Brachyurie beim Hund wird als Stummelrute bezeichnet. Ausprägungen reichen von einer leichten Verkürzung bis hin zu völliger Anurie, mit oder ohne Verkrüppelung des Schwanzes (Knickrute, "Korkenzieherschwanz").
Brachyurie und/oder Anurie wird bei verschiedenen Rassen als Bestandteil des Standards angesehen (z.B. Australian Shepherd, Entlebucher Sennenhund, Englische Bulldogge, English Cocker Spaniel, Mops, Bobtail (Old English Sheepdog), Schipperke und Welsh Corgi Pembroke), kommt aber auch bei nicht systematisch gezüchteten Rassen als Variante vor (z.B. Stumper bei altdeutschen Hütehunden). Knickruten und Korkenzieherschwänze treten bei gewissen Rassen ebenfalls gehäuft auf, z.B. Dackel.
Brachy- und Anurie wird polygen autosomal rezessiv vererbt und ist mit verschiedenen Fehlbildungen der Wirbelsäule vergesellschaftet. Es können Keilwirbel, Blockwirbel oder Schmetterlingswirbel auftreten; desgleichen Spina bifida. Dadurch kann die Entwicklung des Rückenmarks gestört sein, so dass es zu neurologischen Störungen der hinteren Körperhälfte kommt (Paraparese, Paraplegie, Harn- und/oder Kotinkontinenz).

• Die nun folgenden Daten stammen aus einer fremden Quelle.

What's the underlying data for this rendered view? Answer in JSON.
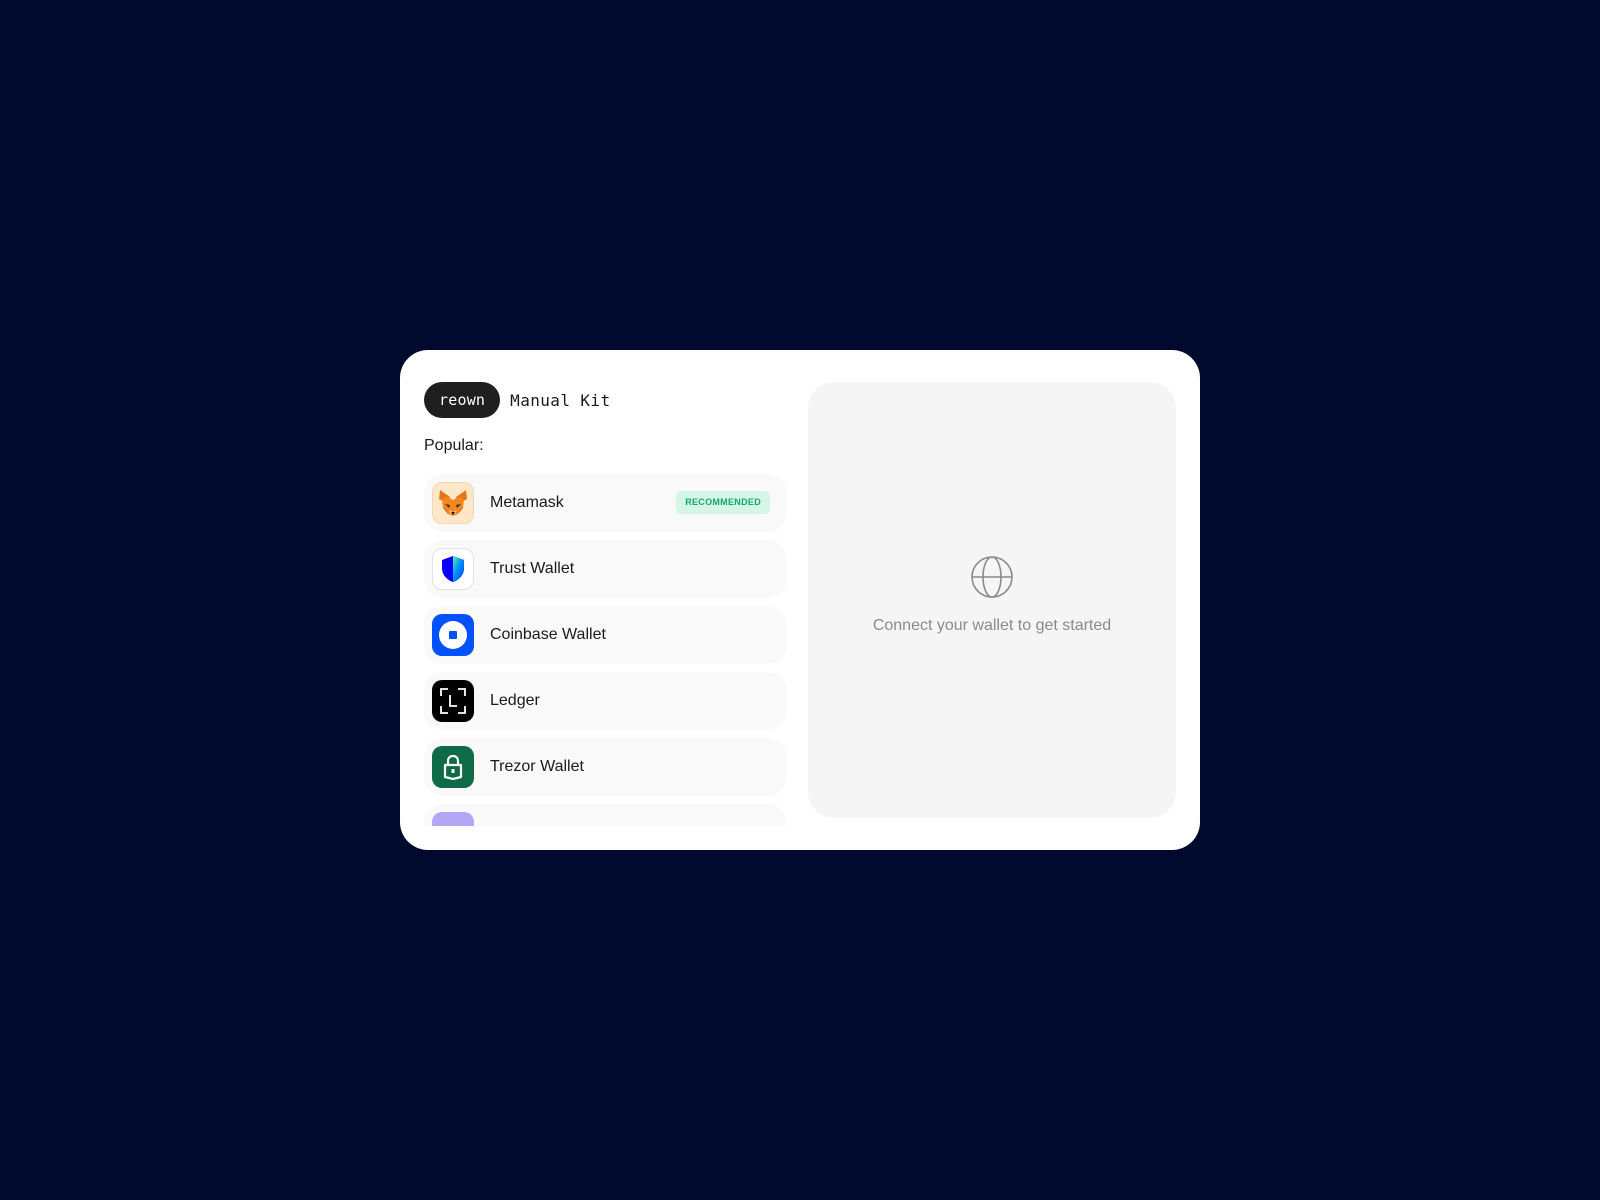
{
  "brand": {
    "name": "reown",
    "product": "Manual Kit"
  },
  "section_label": "Popular:",
  "wallets": [
    {
      "name": "Metamask",
      "badge": "RECOMMENDED",
      "icon": "metamask-fox-icon"
    },
    {
      "name": "Trust Wallet",
      "icon": "trust-wallet-shield-icon"
    },
    {
      "name": "Coinbase Wallet",
      "icon": "coinbase-icon"
    },
    {
      "name": "Ledger",
      "icon": "ledger-icon"
    },
    {
      "name": "Trezor Wallet",
      "icon": "trezor-lock-icon"
    },
    {
      "name": "",
      "icon": "wallet-icon"
    }
  ],
  "panel": {
    "icon": "globe-icon",
    "message": "Connect your wallet to get started"
  },
  "colors": {
    "page_background": "#000a2e",
    "badge_background": "#d4f5e7",
    "badge_text": "#13a86b",
    "coinbase_blue": "#0052ff",
    "trezor_green": "#0f6a48",
    "ledger_black": "#000000"
  }
}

Von einem Zuchteinsatz betroffener Hunde ist aus genetischer und tierschützerischer Sicht abzuraten. In Rassen, bei denen Brachy- und Anurie im Standard gefordert werden, ist vor einem Zuchteinsatz pragmatischerweise eine Röntgenuntersuchung der Wirbelsäule durchzuführen, um das Vorliegen von assoziierten Fehlbildungen auszuschliessen.
Brachy- und Anurie treten sporadisch bei allen Katzenrassen auf. Im Standard gefordert werden sie unter anderem bei Manxkatze, Japanese Bobtail und Kurilen Bobtail sowie Pixie-Bob.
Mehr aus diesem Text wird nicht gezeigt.